According to Dorothy's sister, Joyce Hadley, a talent scout saw Dorothy sing in clubs and thought she should go to Hollywood. She would later take two screen tests with Paramount before landing a contract with Universal Studios. Despite the feeling in Duluth following her divorce from DiMaggio, that she had given up a promising film future to be a full-time wife and mother, the truth was that in Hollywood, she was just another pretty face with only modest talent, easily replaced for roles calling for lovelies to sit at restaurant and nightclub tables, stroll by in department stores, or lounge on beaches. A day's work here and there, broken by phoning agents and casting directors, followed by weeks of waiting for return calls.
Her name resurfaced in America's press after Joe and Marilyn became an item, and Marilyn seemed especially close to Joe Jr. Dorothy went to court, seeking an increase in child support (though the boy had lived mostly with Mamma DiMaggio) and also to ask the judge to refrain Joe Sr. and Marilyn from taking the boy to public places "where there's drinking and jive talking."

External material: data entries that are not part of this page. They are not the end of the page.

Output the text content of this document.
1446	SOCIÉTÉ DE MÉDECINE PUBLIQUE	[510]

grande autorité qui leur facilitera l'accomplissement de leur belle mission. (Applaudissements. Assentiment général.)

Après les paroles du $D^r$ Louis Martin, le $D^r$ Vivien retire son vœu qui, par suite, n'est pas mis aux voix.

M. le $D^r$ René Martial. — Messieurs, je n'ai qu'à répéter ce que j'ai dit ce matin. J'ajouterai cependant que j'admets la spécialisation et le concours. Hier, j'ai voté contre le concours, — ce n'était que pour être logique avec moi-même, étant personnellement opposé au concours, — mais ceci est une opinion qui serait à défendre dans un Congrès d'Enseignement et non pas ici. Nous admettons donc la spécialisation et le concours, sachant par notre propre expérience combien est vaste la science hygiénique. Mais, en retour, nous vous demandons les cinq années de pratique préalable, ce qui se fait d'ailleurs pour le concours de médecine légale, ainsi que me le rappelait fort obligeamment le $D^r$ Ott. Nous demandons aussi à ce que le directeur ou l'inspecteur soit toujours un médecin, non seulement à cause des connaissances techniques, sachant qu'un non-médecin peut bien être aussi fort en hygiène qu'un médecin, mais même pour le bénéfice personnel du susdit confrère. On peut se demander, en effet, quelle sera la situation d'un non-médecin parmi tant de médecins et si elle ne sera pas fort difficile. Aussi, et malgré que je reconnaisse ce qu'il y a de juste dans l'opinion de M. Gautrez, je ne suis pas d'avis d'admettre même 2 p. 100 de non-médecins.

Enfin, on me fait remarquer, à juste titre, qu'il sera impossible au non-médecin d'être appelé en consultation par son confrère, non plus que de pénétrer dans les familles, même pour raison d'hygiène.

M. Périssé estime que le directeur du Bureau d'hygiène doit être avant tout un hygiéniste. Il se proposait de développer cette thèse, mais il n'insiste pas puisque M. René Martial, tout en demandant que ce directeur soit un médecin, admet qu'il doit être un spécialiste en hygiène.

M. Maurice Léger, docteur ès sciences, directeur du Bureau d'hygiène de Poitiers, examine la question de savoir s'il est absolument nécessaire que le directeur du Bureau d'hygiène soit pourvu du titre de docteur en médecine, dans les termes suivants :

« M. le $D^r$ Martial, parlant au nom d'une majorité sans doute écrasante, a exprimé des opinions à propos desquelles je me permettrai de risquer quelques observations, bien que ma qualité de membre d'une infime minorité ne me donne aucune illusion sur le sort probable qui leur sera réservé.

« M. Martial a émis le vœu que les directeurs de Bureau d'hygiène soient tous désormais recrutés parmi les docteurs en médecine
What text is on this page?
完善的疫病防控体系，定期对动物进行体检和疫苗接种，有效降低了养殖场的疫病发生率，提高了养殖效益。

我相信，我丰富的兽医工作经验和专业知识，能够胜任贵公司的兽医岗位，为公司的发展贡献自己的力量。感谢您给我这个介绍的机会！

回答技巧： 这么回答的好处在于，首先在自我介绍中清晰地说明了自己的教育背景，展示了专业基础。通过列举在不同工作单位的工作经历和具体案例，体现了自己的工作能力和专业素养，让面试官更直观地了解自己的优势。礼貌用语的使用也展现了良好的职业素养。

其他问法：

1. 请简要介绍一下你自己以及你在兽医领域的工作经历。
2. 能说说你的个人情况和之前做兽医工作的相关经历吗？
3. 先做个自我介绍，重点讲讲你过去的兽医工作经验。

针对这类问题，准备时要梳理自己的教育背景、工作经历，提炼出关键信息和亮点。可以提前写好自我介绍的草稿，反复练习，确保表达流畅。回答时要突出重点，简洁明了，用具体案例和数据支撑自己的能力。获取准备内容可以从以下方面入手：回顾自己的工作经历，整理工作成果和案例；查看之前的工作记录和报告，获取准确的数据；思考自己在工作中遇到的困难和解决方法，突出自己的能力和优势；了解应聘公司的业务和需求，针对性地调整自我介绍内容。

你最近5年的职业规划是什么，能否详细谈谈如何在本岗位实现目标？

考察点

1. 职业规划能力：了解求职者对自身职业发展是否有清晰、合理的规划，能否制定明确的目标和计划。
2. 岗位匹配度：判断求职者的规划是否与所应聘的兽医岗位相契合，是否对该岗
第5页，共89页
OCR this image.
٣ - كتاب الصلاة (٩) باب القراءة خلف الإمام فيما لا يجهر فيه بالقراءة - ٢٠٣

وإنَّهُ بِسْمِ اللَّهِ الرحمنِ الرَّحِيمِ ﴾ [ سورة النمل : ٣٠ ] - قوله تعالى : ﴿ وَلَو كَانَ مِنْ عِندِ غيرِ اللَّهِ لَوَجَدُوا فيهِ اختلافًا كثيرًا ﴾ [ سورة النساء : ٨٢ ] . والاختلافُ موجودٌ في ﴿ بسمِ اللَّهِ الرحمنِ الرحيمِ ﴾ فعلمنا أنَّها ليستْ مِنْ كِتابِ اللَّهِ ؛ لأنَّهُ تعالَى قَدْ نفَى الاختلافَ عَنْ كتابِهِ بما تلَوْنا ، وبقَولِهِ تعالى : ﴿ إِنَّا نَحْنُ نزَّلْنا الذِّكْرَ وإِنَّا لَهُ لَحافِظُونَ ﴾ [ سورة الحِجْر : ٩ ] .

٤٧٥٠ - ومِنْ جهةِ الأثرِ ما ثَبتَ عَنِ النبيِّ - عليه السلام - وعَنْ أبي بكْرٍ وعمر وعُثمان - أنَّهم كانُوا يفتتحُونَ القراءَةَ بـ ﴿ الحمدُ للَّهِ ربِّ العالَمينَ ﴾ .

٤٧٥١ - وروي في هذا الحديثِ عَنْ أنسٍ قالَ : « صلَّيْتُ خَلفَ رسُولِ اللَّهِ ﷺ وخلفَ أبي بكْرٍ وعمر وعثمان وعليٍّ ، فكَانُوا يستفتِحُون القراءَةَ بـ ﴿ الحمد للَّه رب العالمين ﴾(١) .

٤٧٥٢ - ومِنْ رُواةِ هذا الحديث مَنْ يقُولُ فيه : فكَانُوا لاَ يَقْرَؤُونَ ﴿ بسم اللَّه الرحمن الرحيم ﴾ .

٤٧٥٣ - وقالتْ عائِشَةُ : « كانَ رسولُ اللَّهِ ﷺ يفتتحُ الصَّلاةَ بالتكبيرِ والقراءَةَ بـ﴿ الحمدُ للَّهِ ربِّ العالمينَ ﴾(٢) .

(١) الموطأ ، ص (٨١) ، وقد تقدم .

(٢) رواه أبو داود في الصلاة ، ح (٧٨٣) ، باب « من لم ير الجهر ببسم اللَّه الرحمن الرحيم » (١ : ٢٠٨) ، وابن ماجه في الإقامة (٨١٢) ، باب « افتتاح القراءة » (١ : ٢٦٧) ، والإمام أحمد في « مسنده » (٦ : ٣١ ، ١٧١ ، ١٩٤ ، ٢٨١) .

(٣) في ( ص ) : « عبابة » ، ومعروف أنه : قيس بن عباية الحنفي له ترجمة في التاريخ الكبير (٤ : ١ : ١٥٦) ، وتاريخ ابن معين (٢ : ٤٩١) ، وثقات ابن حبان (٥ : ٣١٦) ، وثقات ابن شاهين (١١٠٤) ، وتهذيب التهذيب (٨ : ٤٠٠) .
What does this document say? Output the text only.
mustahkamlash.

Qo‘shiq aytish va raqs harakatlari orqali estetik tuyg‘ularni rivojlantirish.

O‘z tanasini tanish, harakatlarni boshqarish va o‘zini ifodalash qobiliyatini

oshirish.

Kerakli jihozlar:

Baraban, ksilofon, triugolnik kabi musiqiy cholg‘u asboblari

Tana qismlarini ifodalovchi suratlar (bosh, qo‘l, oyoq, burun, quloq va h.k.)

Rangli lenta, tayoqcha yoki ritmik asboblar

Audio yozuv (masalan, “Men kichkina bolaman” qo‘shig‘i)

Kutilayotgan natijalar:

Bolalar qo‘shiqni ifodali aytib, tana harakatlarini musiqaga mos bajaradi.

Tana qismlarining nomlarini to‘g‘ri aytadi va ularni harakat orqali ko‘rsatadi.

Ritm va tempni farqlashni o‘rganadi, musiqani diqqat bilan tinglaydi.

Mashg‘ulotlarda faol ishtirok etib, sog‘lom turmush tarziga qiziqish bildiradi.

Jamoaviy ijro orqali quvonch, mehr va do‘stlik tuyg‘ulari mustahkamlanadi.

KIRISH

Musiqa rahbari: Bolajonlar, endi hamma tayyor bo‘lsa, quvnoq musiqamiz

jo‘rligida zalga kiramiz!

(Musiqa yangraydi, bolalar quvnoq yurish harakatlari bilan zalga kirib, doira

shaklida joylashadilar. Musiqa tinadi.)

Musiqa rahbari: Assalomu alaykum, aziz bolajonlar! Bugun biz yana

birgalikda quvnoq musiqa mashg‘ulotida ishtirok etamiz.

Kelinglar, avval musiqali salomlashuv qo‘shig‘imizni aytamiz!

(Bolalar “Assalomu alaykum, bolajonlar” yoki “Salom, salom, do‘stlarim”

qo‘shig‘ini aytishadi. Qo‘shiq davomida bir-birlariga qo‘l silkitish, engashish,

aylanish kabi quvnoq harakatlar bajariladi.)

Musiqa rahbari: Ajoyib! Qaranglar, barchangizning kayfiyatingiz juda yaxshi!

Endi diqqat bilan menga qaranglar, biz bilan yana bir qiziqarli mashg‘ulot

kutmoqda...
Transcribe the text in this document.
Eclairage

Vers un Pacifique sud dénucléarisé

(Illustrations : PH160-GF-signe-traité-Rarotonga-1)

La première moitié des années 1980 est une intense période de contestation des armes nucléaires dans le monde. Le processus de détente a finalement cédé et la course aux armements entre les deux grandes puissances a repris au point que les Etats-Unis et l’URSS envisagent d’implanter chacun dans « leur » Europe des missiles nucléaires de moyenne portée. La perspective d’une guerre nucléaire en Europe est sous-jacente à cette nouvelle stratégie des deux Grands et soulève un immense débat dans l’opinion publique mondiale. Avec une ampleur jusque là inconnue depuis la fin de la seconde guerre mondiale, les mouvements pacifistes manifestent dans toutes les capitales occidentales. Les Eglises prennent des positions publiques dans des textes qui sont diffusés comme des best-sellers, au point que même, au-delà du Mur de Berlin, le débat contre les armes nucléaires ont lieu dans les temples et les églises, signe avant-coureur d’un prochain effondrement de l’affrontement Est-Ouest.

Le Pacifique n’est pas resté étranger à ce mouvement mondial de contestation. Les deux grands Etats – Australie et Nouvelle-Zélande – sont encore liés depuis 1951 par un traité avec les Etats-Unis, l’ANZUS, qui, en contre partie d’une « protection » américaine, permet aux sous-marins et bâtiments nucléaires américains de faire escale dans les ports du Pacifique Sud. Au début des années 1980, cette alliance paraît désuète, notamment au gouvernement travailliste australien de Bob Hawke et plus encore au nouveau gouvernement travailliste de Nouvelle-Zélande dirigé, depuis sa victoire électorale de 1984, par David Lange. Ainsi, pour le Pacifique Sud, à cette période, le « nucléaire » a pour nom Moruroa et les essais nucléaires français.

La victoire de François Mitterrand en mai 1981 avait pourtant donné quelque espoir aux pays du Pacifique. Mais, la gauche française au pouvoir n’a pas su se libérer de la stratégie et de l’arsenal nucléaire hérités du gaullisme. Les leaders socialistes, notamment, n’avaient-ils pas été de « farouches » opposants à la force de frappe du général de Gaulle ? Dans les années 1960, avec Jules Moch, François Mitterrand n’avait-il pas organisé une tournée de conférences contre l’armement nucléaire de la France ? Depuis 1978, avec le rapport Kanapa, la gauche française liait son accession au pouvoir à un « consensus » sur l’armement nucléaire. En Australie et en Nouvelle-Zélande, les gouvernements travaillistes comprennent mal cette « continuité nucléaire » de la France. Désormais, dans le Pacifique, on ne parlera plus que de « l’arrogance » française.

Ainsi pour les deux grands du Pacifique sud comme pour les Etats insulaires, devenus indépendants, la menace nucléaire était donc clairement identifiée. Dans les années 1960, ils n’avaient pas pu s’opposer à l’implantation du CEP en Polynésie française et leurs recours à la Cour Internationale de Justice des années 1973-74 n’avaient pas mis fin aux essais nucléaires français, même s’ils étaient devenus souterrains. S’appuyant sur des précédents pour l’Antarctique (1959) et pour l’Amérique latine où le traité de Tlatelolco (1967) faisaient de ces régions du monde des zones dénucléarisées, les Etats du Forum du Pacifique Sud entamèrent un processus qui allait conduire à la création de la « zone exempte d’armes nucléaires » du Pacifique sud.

She lost on both counts, and the judge chided her for divorcing DiMaggio in the first place. From then on, Dorothy was out of the public's eye, having failed to rejuvenate her film career, making only one more appearance in a 1957 flop titled, "Lizzie."
Though her third marriage lasted until her death, it apparently was a rocky relationship, and despite her 1952 plea that her son not be exposed to public drinking, Dorothy herself took to the sauce.
A former entertainer at Charcoal Charley's remembered Dorothy as beautiful to the end of her days. He recalled that often after she'd had a few gin Gibsons, she'd get up and belt out Broadway show tunes for patrons at the club. She was also something of a raconteur, spinning anecdotes about Walter Winchell, Humphrey Bogart, Lauren Bacall, Dorothy Kilgallen, Elsa Maxwell, Adela Rogers St. John, and Anita Loos.
Dorothy died of pancreatic cancer in 1984 at age 66, after seeking nontraditional treatment for the disease in Mexico. Her son, following a dissipated life that included homelessness and chemical abuse, died of a drug overdose six months after Joe Sr.'s death in 1999. Today Dorothy Arnold is little remembered in Duluth, except among a few octogenarians who recall a pretty young girl singing her heart out in the Denfeld High School auditorium, a girl with a golden future surely, a girl who was reaching for, but never quite grasped the world on a string.